The diagrams below show how to configure all the Feather Wings. Please read all instructions carefully.
On the Featherwing Doubler pins a 22K resistor should be attached between the ADC pin and ground. A 100k resistor should be attached between the VBAT pin and the ADC pin. The RX pin should be mapped to the second NC from RX. Pin 4 should be mapped from the third NC pin from RX.
The Adalogger Feather Wing requires no special configuration, solder on Feather Stacking Headers to all pin locations.
All pins on the OLED Feather Wing should have the 2mm Pitch Break-apart Male Headers soldered on except for pin B because this pin is used to sample the FIX pin from the GPS.
The default TX and RX connections should be cut with a knife on the bottom of the GPS breakout Feather Wing. The TX pin should be mapped to the second NC from TX. The Fix Pin should be mapped from the third NC pin from TX. All pins on the GPS logger should have Feather Stacking Headers soldered onto them.
The ESP8266 and GPS module should be stacked on the top portion and the Data Logger and LCD screen should be stacked on the bottom portion.
Caution should be exercised when programming the ESP8266. Because the programming serial interface and the GPS module share the same pins, the GPS module shall be removed before programming takes place.
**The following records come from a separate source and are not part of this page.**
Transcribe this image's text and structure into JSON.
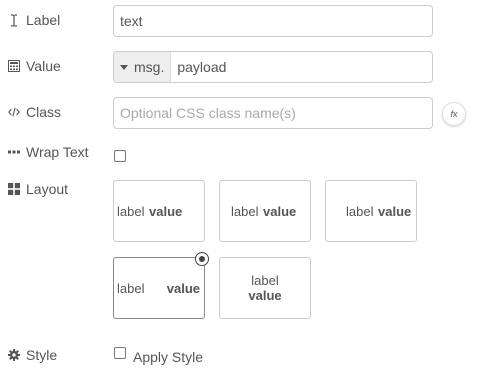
{
  "rows": {
    "label": {
      "title": "Label",
      "icon": "text-cursor-icon",
      "value": "text"
    },
    "value": {
      "title": "Value",
      "icon": "calculator-icon",
      "type_label": "msg.",
      "value": "payload"
    },
    "class": {
      "title": "Class",
      "icon": "code-icon",
      "placeholder": "Optional CSS class name(s)",
      "fx_label": "fx"
    },
    "wrap": {
      "title": "Wrap Text",
      "icon": "ellipsis-icon",
      "checked": false
    },
    "layout": {
      "title": "Layout",
      "icon": "grid-icon",
      "options": [
        {
          "label": "label",
          "value": "value",
          "selected": false
        },
        {
          "label": "label",
          "value": "value",
          "selected": false
        },
        {
          "label": "label",
          "value": "value",
          "selected": false
        },
        {
          "label": "label",
          "value": "value",
          "selected": true
        },
        {
          "label": "label",
          "value": "value",
          "selected": false
        }
      ]
    },
    "style": {
      "title": "Style",
      "icon": "gear-icon",
      "checkbox_label": "Apply Style",
      "checked": false
    }
  }
}
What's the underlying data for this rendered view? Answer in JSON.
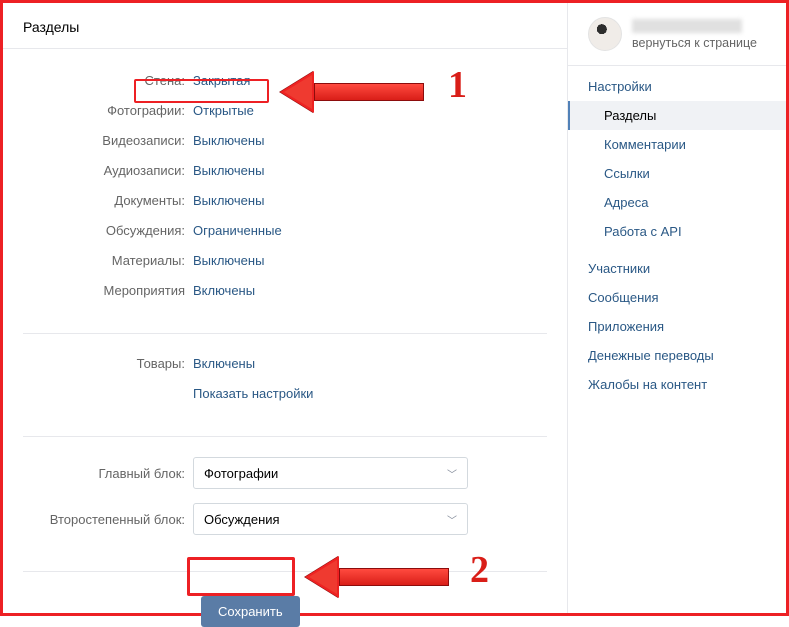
{
  "header": {
    "title": "Разделы"
  },
  "sections": {
    "wall": {
      "label": "Стена:",
      "value": "Закрытая"
    },
    "photos": {
      "label": "Фотографии:",
      "value": "Открытые"
    },
    "videos": {
      "label": "Видеозаписи:",
      "value": "Выключены"
    },
    "audio": {
      "label": "Аудиозаписи:",
      "value": "Выключены"
    },
    "docs": {
      "label": "Документы:",
      "value": "Выключены"
    },
    "discussions": {
      "label": "Обсуждения:",
      "value": "Ограниченные"
    },
    "materials": {
      "label": "Материалы:",
      "value": "Выключены"
    },
    "events": {
      "label": "Мероприятия",
      "value": "Включены"
    }
  },
  "goods": {
    "label": "Товары:",
    "value": "Включены",
    "settings_link": "Показать настройки"
  },
  "blocks": {
    "main": {
      "label": "Главный блок:",
      "value": "Фотографии"
    },
    "secondary": {
      "label": "Второстепенный блок:",
      "value": "Обсуждения"
    }
  },
  "actions": {
    "save": "Сохранить"
  },
  "sidebar": {
    "back_link": "вернуться к странице",
    "nav": {
      "settings": "Настройки",
      "sections": "Разделы",
      "comments": "Комментарии",
      "links": "Ссылки",
      "addresses": "Адреса",
      "api": "Работа с API",
      "members": "Участники",
      "messages": "Сообщения",
      "apps": "Приложения",
      "money": "Денежные переводы",
      "complaints": "Жалобы на контент"
    }
  },
  "annotations": {
    "one": "1",
    "two": "2"
  }
}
The mount source files are stored in the mount/ directory as .scad files. They can be converted to .stl files to be 3D printed by running make in the mount directory. The compiled stl files can be downloaded off thingiverse. If you want to build the stl files from scratch OpenSCAD is required for the build process. The directory contains four design files. The mounts were designed to have cantilevers so they can snap together without screws. The exception being the connection between the handle bar mounts.
Mount for the feather Wing circuit card and has attachments for the battery adaptor and handle bar mount.
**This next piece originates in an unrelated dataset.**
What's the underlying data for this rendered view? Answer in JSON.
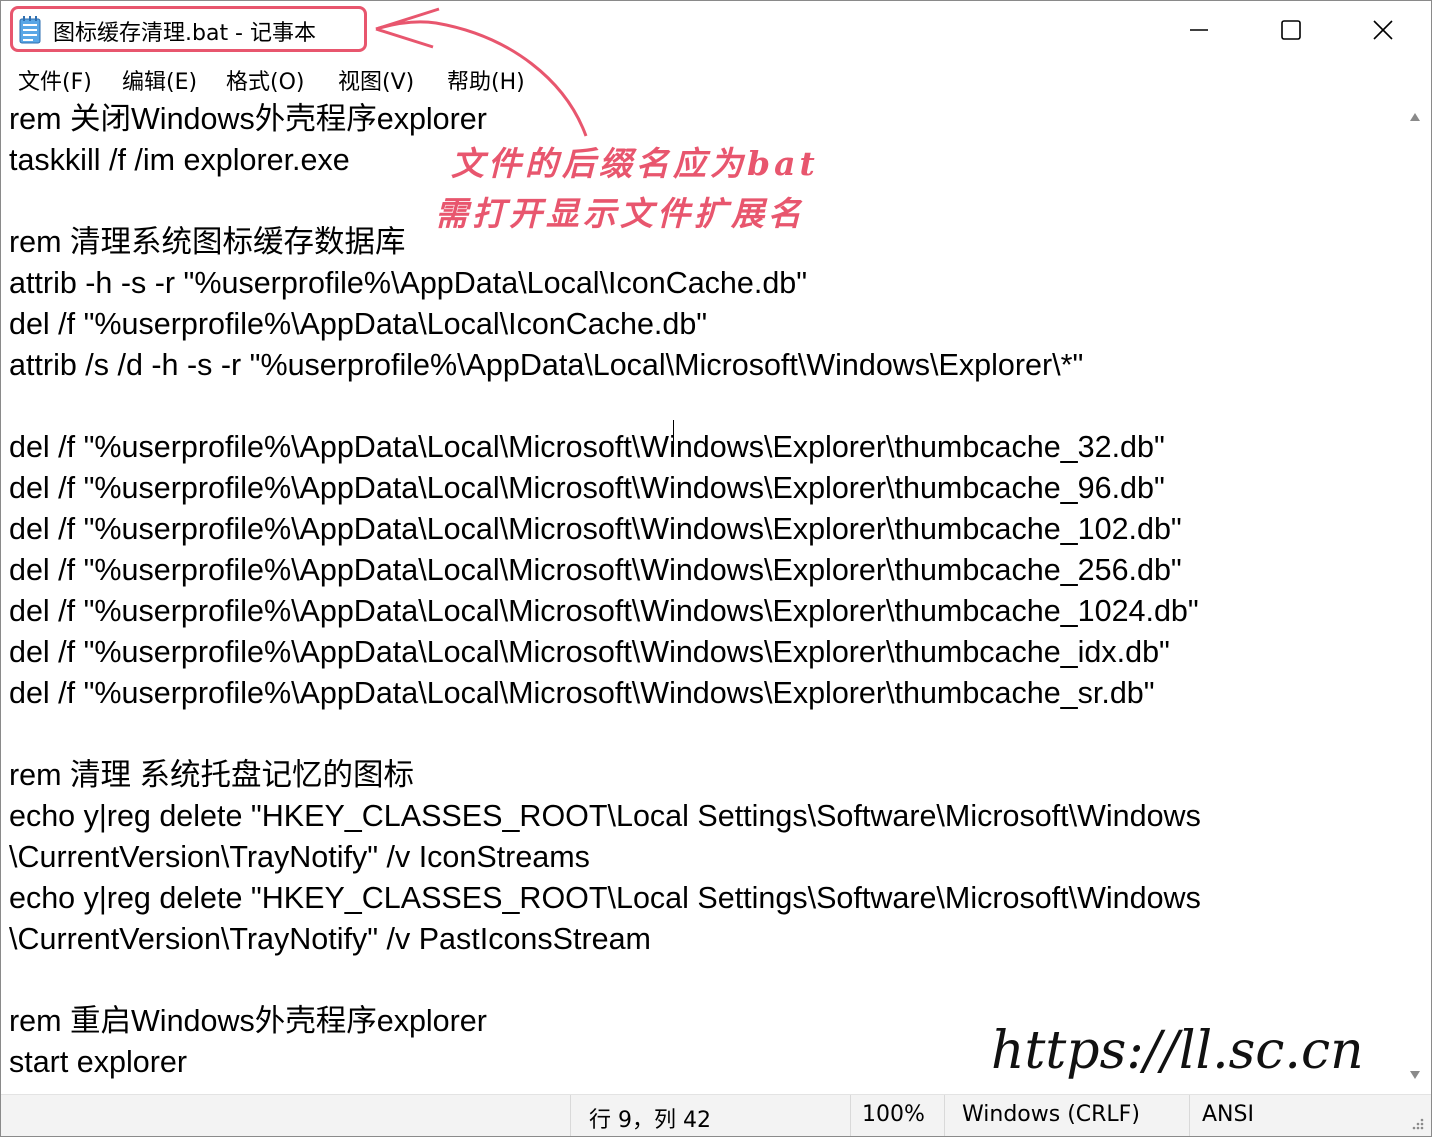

Mount to attach the battery to the Central Mount.
Mount to attach the Central Mount to the Handle Bar Mount Low.
Mount to attach to the Handle Bar Mount Up to clamp around bicylce handle bars.
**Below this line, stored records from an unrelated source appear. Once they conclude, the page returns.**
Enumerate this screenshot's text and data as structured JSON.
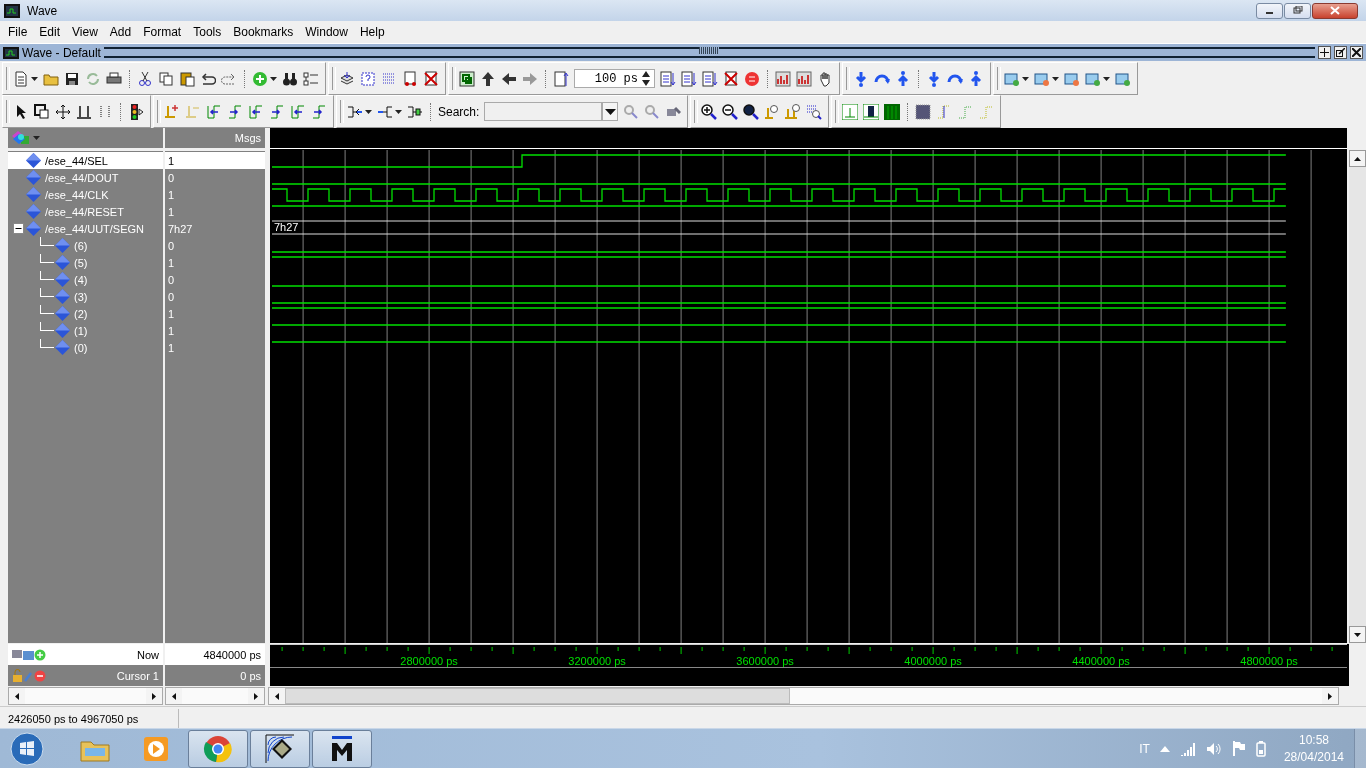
{
  "window": {
    "title": "Wave"
  },
  "menu": [
    "File",
    "Edit",
    "View",
    "Add",
    "Format",
    "Tools",
    "Bookmarks",
    "Window",
    "Help"
  ],
  "subwindow": {
    "title": "Wave - Default"
  },
  "toolbar": {
    "zoom_value": "100 ps",
    "search_label": "Search:"
  },
  "wave": {
    "header": "Msgs",
    "signals": [
      {
        "name": "/ese_44/SEL",
        "value": "1",
        "kind": "step",
        "high": true,
        "selected": true
      },
      {
        "name": "/ese_44/DOUT",
        "value": "0",
        "kind": "bit",
        "high": false,
        "selected": false
      },
      {
        "name": "/ese_44/CLK",
        "value": "1",
        "kind": "clock",
        "high": true,
        "selected": false
      },
      {
        "name": "/ese_44/RESET",
        "value": "1",
        "kind": "bit",
        "high": true,
        "selected": false
      },
      {
        "name": "/ese_44/UUT/SEGN",
        "value": "7h27",
        "kind": "bus",
        "bus_label": "7h27",
        "selected": false,
        "expanded": true,
        "children": [
          {
            "name": "(6)",
            "value": "0",
            "kind": "bit",
            "high": false,
            "selected": false
          },
          {
            "name": "(5)",
            "value": "1",
            "kind": "bit",
            "high": true,
            "selected": false
          },
          {
            "name": "(4)",
            "value": "0",
            "kind": "bit",
            "high": false,
            "selected": false
          },
          {
            "name": "(3)",
            "value": "0",
            "kind": "bit",
            "high": false,
            "selected": false
          },
          {
            "name": "(2)",
            "value": "1",
            "kind": "bit",
            "high": true,
            "selected": false
          },
          {
            "name": "(1)",
            "value": "1",
            "kind": "bit",
            "high": true,
            "selected": false
          },
          {
            "name": "(0)",
            "value": "1",
            "kind": "bit",
            "high": true,
            "selected": false
          }
        ]
      }
    ]
  },
  "cursors": [
    {
      "label": "Now",
      "time": "4840000 ps",
      "kind": "now"
    },
    {
      "label": "Cursor 1",
      "time": "0 ps",
      "kind": "cursor"
    }
  ],
  "ruler": [
    "2800000 ps",
    "3200000 ps",
    "3600000 ps",
    "4000000 ps",
    "4400000 ps",
    "4800000 ps"
  ],
  "status_bar": {
    "range": "2426050 ps to 4967050 ps"
  },
  "taskbar": {
    "language": "IT",
    "time": "10:58",
    "date": "28/04/2014"
  }
}
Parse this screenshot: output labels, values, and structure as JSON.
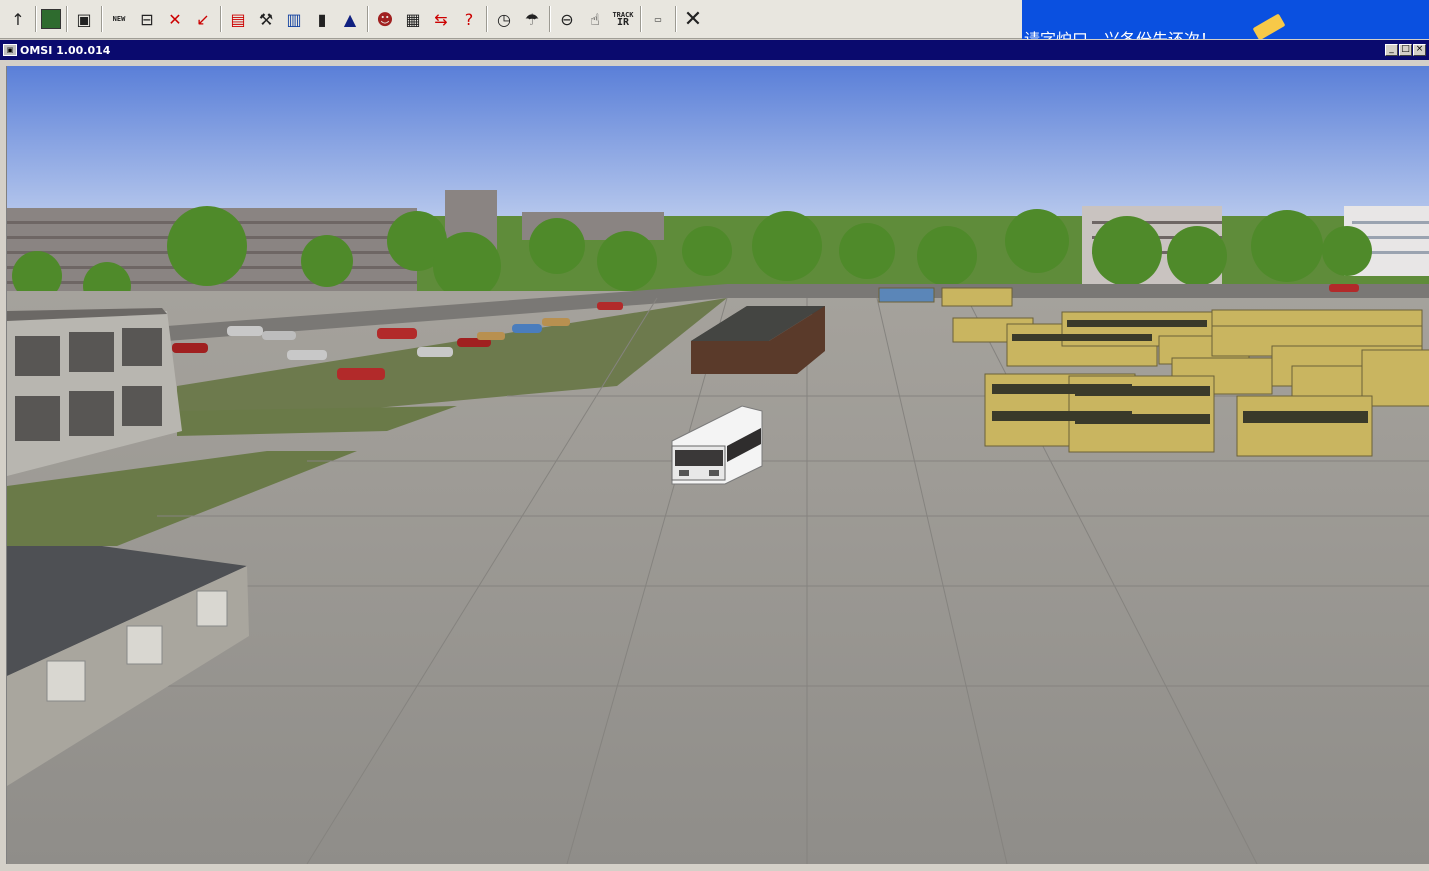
{
  "toolbar": {
    "buttons": [
      {
        "icon": "up-arrow-icon"
      },
      {
        "icon": "map-icon"
      },
      {
        "icon": "save-icon"
      },
      {
        "icon": "new-vehicle-icon",
        "label": "NEW"
      },
      {
        "icon": "vehicle-icon"
      },
      {
        "icon": "delete-vehicle-icon"
      },
      {
        "icon": "repair-icon"
      },
      {
        "icon": "ticket-icon"
      },
      {
        "icon": "wrench-icon"
      },
      {
        "icon": "bus-front-icon"
      },
      {
        "icon": "door-icon"
      },
      {
        "icon": "siren-icon"
      },
      {
        "icon": "driver-icon"
      },
      {
        "icon": "timetable-icon"
      },
      {
        "icon": "route-icon"
      },
      {
        "icon": "help-icon"
      },
      {
        "icon": "clock-icon"
      },
      {
        "icon": "weather-icon"
      },
      {
        "icon": "steering-wheel-icon"
      },
      {
        "icon": "hand-icon"
      },
      {
        "icon": "track-ir-icon",
        "label_top": "TRACK",
        "label_bottom": "IR"
      },
      {
        "icon": "fps-icon"
      },
      {
        "icon": "close-x-icon"
      }
    ]
  },
  "ime": {
    "text": "请字炉口，兴各份先还次！"
  },
  "window": {
    "title": "OMSI 1.00.014",
    "minimize": "_",
    "maximize": "□",
    "close": "×"
  },
  "colors": {
    "sky_top": "#5a7fd8",
    "sky_bottom": "#e6edf7",
    "ground": "#a09f9c",
    "grass": "#6a7a4a",
    "bus_yellow": "#c9b560",
    "bus_white": "#f4f4f4",
    "titlebar": "#0a0a6e",
    "ime_bar": "#0a50e0"
  }
}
The content written to the .CSV on the SD card is large and contains redundant information. This project contains two python scripts for compressing and converting the data.
- reduce.py takes an input .CSV file and picks out the strongest signal of each non-unique entry and puts it in an output CSV file. Example usage
python reduce.py -i input.csv -o output.csv. - kml-convert.py takes an input .CSV file, picks out the strongest signal of each non-unique entry and writes it to an output .kml file of the same name, which can be opened with Google Earth or Gnome Maps. Example usage
python kml-convery.py -i input.csvoutputs input.kml.